There is usually a clear distinction made between the “noble” gangster – who turns to a life of crime out of necessity but retains a strong moral code – and the “villainous” gangster, who is usually the personification of evil. Moreover, most big-name actors usually only take on the role of the “good” gangster, a character that is likely to go down better with the audience.
From the late 1990s onwards, however, Indian movies have seen a change in the way gangsterism is portrayed, particularly with the influence of Hollywood and the rise of filmmakers who are more willing to examine complex themes in their works.

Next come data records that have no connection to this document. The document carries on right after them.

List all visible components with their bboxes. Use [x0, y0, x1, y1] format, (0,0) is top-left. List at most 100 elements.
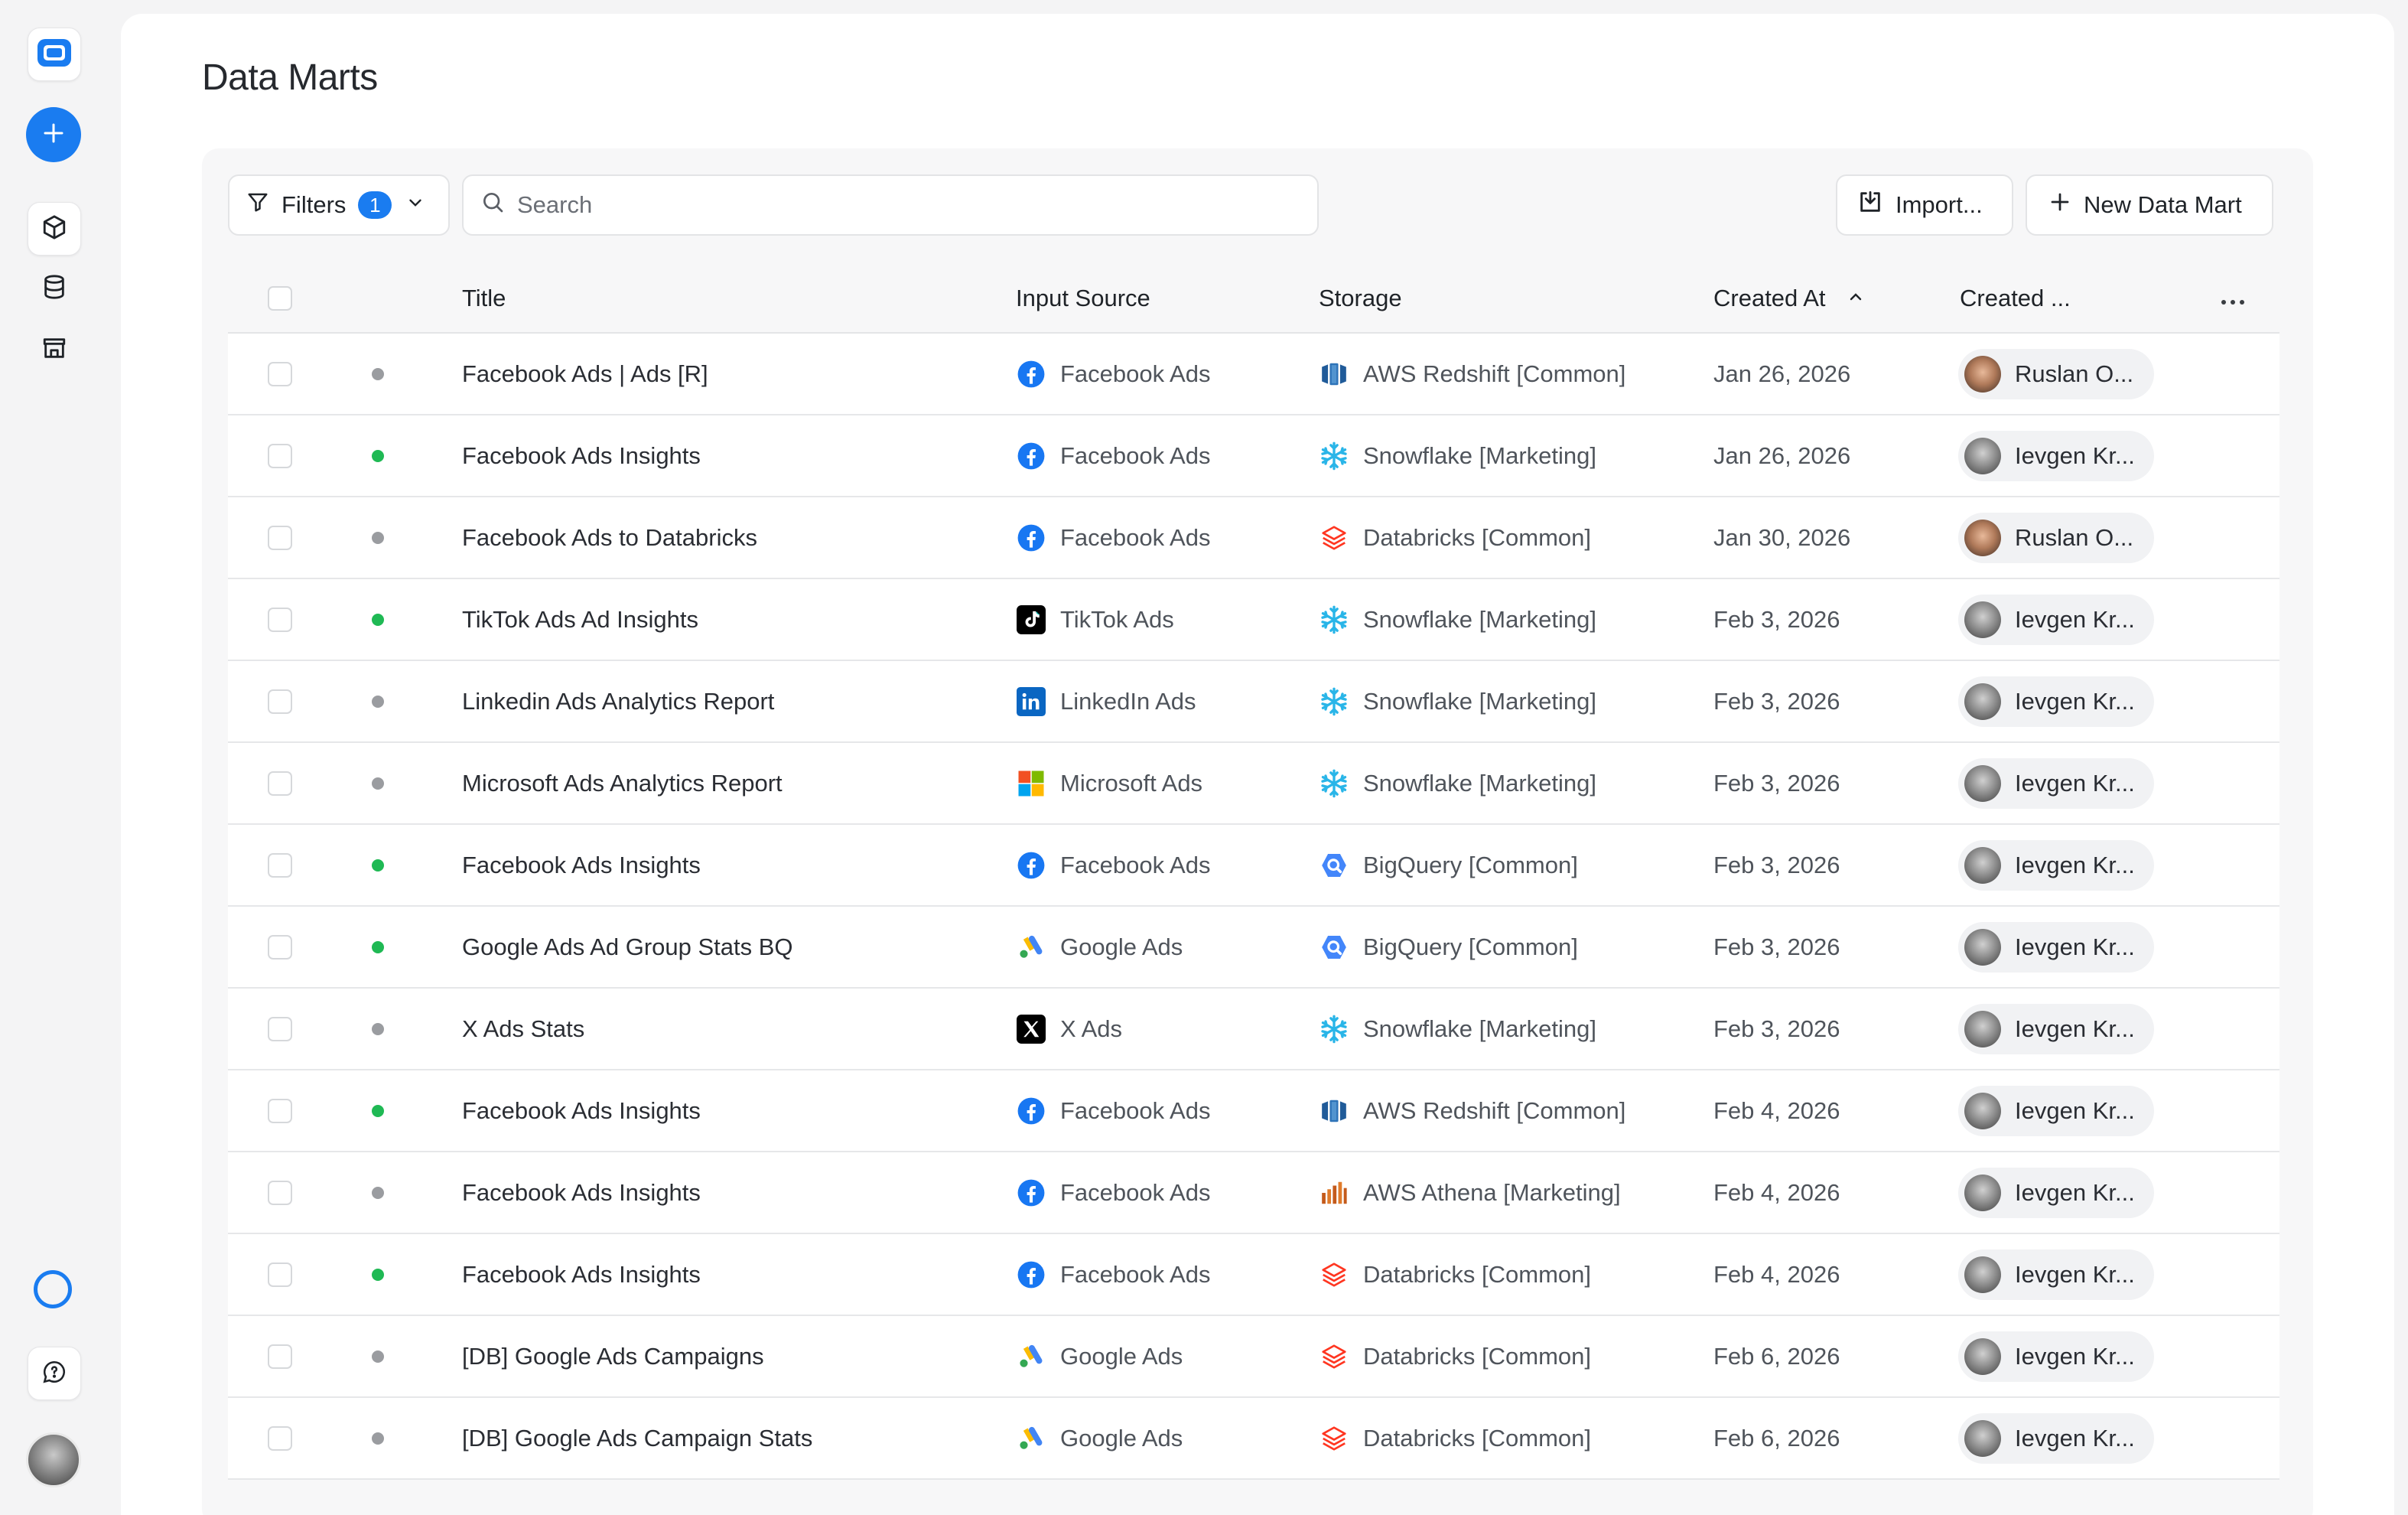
row-checkbox[interactable]: [268, 1016, 292, 1041]
row-storage-label: Snowflake [Marketing]: [1363, 687, 1596, 715]
row-checkbox[interactable]: [268, 1262, 292, 1287]
row-title[interactable]: Facebook Ads | Ads [R]: [462, 334, 708, 414]
table-row[interactable]: TikTok Ads Ad Insights TikTok Ads Snowflak…: [228, 579, 2279, 661]
table-row[interactable]: X Ads Stats X Ads Snowflake [Marketing] Feb…: [228, 989, 2279, 1070]
filters-label: Filters: [281, 191, 347, 218]
creator-chip[interactable]: Ruslan O...: [1958, 348, 2154, 399]
row-title[interactable]: X Ads Stats: [462, 989, 584, 1069]
row-title[interactable]: Google Ads Ad Group Stats BQ: [462, 907, 793, 987]
row-storage-label: Snowflake [Marketing]: [1363, 605, 1596, 633]
creator-name: Ievgen Kr...: [2015, 605, 2135, 633]
column-options-button[interactable]: [2220, 263, 2246, 334]
table-row[interactable]: Facebook Ads Insights Facebook Ads BigQuer…: [228, 825, 2279, 907]
creator-chip[interactable]: Ievgen Kr...: [1958, 1003, 2154, 1054]
table-row[interactable]: Google Ads Ad Group Stats BQ Google Ads Bi…: [228, 907, 2279, 989]
row-storage-label: Databricks [Common]: [1363, 1342, 1592, 1370]
row-title[interactable]: Facebook Ads to Databricks: [462, 497, 757, 578]
creator-chip[interactable]: Ievgen Kr...: [1958, 430, 2154, 481]
table-row[interactable]: [DB] Google Ads Campaigns Google Ads Datab…: [228, 1316, 2279, 1398]
table-row[interactable]: Facebook Ads | Ads [R] Facebook Ads AWS Re…: [228, 334, 2279, 415]
row-select-cell: [268, 334, 292, 414]
row-checkbox[interactable]: [268, 607, 292, 632]
table-row[interactable]: Facebook Ads Insights Facebook Ads Databri…: [228, 1234, 2279, 1316]
nav-storages[interactable]: [28, 262, 81, 315]
row-input-source-label: Google Ads: [1060, 1342, 1183, 1370]
store-icon: [41, 335, 67, 365]
import-button[interactable]: Import...: [1836, 174, 2013, 236]
row-checkbox[interactable]: [268, 771, 292, 796]
row-checkbox[interactable]: [268, 934, 292, 960]
row-title[interactable]: [DB] Google Ads Campaign Stats: [462, 1398, 812, 1478]
row-title[interactable]: TikTok Ads Ad Insights: [462, 579, 698, 660]
creator-chip[interactable]: Ievgen Kr...: [1958, 1085, 2154, 1136]
row-title[interactable]: Facebook Ads Insights: [462, 825, 701, 905]
row-select-cell: [268, 415, 292, 496]
creator-chip[interactable]: Ievgen Kr...: [1958, 1249, 2154, 1300]
linkedin-icon: [1016, 686, 1046, 717]
row-title[interactable]: Facebook Ads Insights: [462, 415, 701, 496]
creator-avatar: [1964, 1010, 2001, 1047]
row-checkbox[interactable]: [268, 525, 292, 550]
row-created-at-text: Feb 3, 2026: [1713, 687, 1840, 715]
column-header-created-by[interactable]: Created ...: [1960, 263, 2071, 334]
creator-chip[interactable]: Ievgen Kr...: [1958, 1412, 2154, 1464]
creator-chip[interactable]: Ievgen Kr...: [1958, 921, 2154, 973]
status-dot-active: [372, 858, 384, 872]
column-header-title[interactable]: Title: [462, 263, 506, 334]
column-header-input-source[interactable]: Input Source: [1016, 263, 1150, 334]
row-title-text: Facebook Ads Insights: [462, 851, 701, 878]
snowflake-icon: [1319, 604, 1349, 635]
row-title[interactable]: Microsoft Ads Analytics Report: [462, 743, 783, 823]
column-header-created-at[interactable]: Created At: [1713, 263, 1865, 334]
row-title[interactable]: [DB] Google Ads Campaigns: [462, 1316, 764, 1396]
nav-destinations[interactable]: [28, 323, 81, 376]
creator-chip[interactable]: Ievgen Kr...: [1958, 594, 2154, 645]
row-title-text: [DB] Google Ads Campaign Stats: [462, 1424, 813, 1451]
user-avatar[interactable]: [26, 1432, 81, 1487]
select-all-checkbox[interactable]: [268, 286, 292, 311]
new-data-mart-button[interactable]: New Data Mart: [2026, 174, 2273, 236]
row-checkbox[interactable]: [268, 1180, 292, 1205]
table-row[interactable]: Facebook Ads Insights Facebook Ads Snowfla…: [228, 415, 2279, 497]
creator-chip[interactable]: Ievgen Kr...: [1958, 758, 2154, 809]
table-row[interactable]: Microsoft Ads Analytics Report Microsoft …: [228, 743, 2279, 825]
creator-chip[interactable]: Ievgen Kr...: [1958, 1167, 2154, 1218]
add-button[interactable]: [26, 107, 81, 162]
row-title[interactable]: Facebook Ads Insights: [462, 1234, 701, 1315]
row-storage-label: BigQuery [Common]: [1363, 933, 1578, 960]
status-cell: [372, 1316, 384, 1396]
table-row[interactable]: Facebook Ads to Databricks Facebook Ads Da…: [228, 497, 2279, 579]
row-title[interactable]: Facebook Ads Insights: [462, 1070, 701, 1151]
facebook-icon: [1016, 1178, 1046, 1208]
row-checkbox[interactable]: [268, 689, 292, 714]
search-input[interactable]: Search: [462, 174, 1319, 236]
creator-chip[interactable]: Ruslan O...: [1958, 512, 2154, 563]
creator-chip[interactable]: Ievgen Kr...: [1958, 839, 2154, 891]
row-checkbox[interactable]: [268, 361, 292, 386]
table-row[interactable]: Facebook Ads Insights Facebook Ads AWS Red…: [228, 1070, 2279, 1152]
row-checkbox[interactable]: [268, 852, 292, 878]
facebook-icon: [1016, 359, 1046, 389]
table-row[interactable]: Facebook Ads Insights Facebook Ads AWS Ath…: [228, 1152, 2279, 1234]
row-checkbox[interactable]: [268, 1425, 292, 1451]
filters-button[interactable]: Filters 1: [228, 174, 450, 236]
creator-chip[interactable]: Ievgen Kr...: [1958, 1331, 2154, 1382]
row-checkbox[interactable]: [268, 1344, 292, 1369]
help-button[interactable]: [28, 1347, 81, 1400]
row-checkbox[interactable]: [268, 1098, 292, 1123]
creator-chip[interactable]: Ievgen Kr...: [1958, 676, 2154, 727]
row-storage: Databricks [Common]: [1319, 497, 1591, 578]
table-row[interactable]: [DB] Google Ads Campaign Stats Google Ads…: [228, 1398, 2279, 1480]
row-title[interactable]: Facebook Ads Insights: [462, 1152, 701, 1233]
creator-name: Ievgen Kr...: [2015, 1260, 2135, 1288]
column-header-storage[interactable]: Storage: [1319, 263, 1402, 334]
nav-data-marts[interactable]: [28, 202, 81, 256]
status-ring-icon[interactable]: [34, 1270, 72, 1308]
page-title: Data Marts: [202, 57, 378, 98]
row-created-by: Ievgen Kr...: [1958, 1152, 2154, 1233]
app-logo-button[interactable]: [28, 28, 81, 81]
row-checkbox[interactable]: [268, 443, 292, 468]
row-title[interactable]: Linkedin Ads Analytics Report: [462, 661, 774, 741]
status-cell: [372, 825, 384, 905]
table-row[interactable]: Linkedin Ads Analytics Report LinkedIn Ad…: [228, 661, 2279, 743]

Movies like Company, Vaastav (1999) and Shootout At Lokhandwala (2007) not only portrayed the gritty realities of the underworld, but are even loosely based on Mumbai’s actual criminal gangs and dons.
Since the early 2000s there has also been an increased willingness by big stars to tackle out-and-out negative roles, thereby showing the realities of the gangster life, such as Madhavan in Tamil film Ayutha Ezhuthu (2004) and Abhishek Bachchan in its Hindi remake Yuva, or Saif Ali Khan in Omkara (2006).
Alongside these more realisitic portrayals, however, the “masala” gangster film continues to thrive, and influences from global popular culture such as Hollywood films and hip-hop are clearly seen.
The violence portrayed onscreen increasingly stylised, and life as a gangster often comes with a heavy dose of cool, not to mention the requisite cash, booze and women – such as Don (2006) starring Shah Rukh Khan and Mankatha (2011) with Ajith Kumar.
If this year’s Indian movie releases are any indication, there is still no shortage of stories revolving around gangsters. In Hindi, we’ve thus far seen D-Day, based on former Mumbai don Dawood Ibrahim, Once Upon A Time in Mumbai Dobara (a sequel) and Shootout At Wadala, based on another 1970s Mumbai gangster. In Tamil, Thalaivaa – which stars Vijay as the son of a gangster – is currently doing well in cinemas.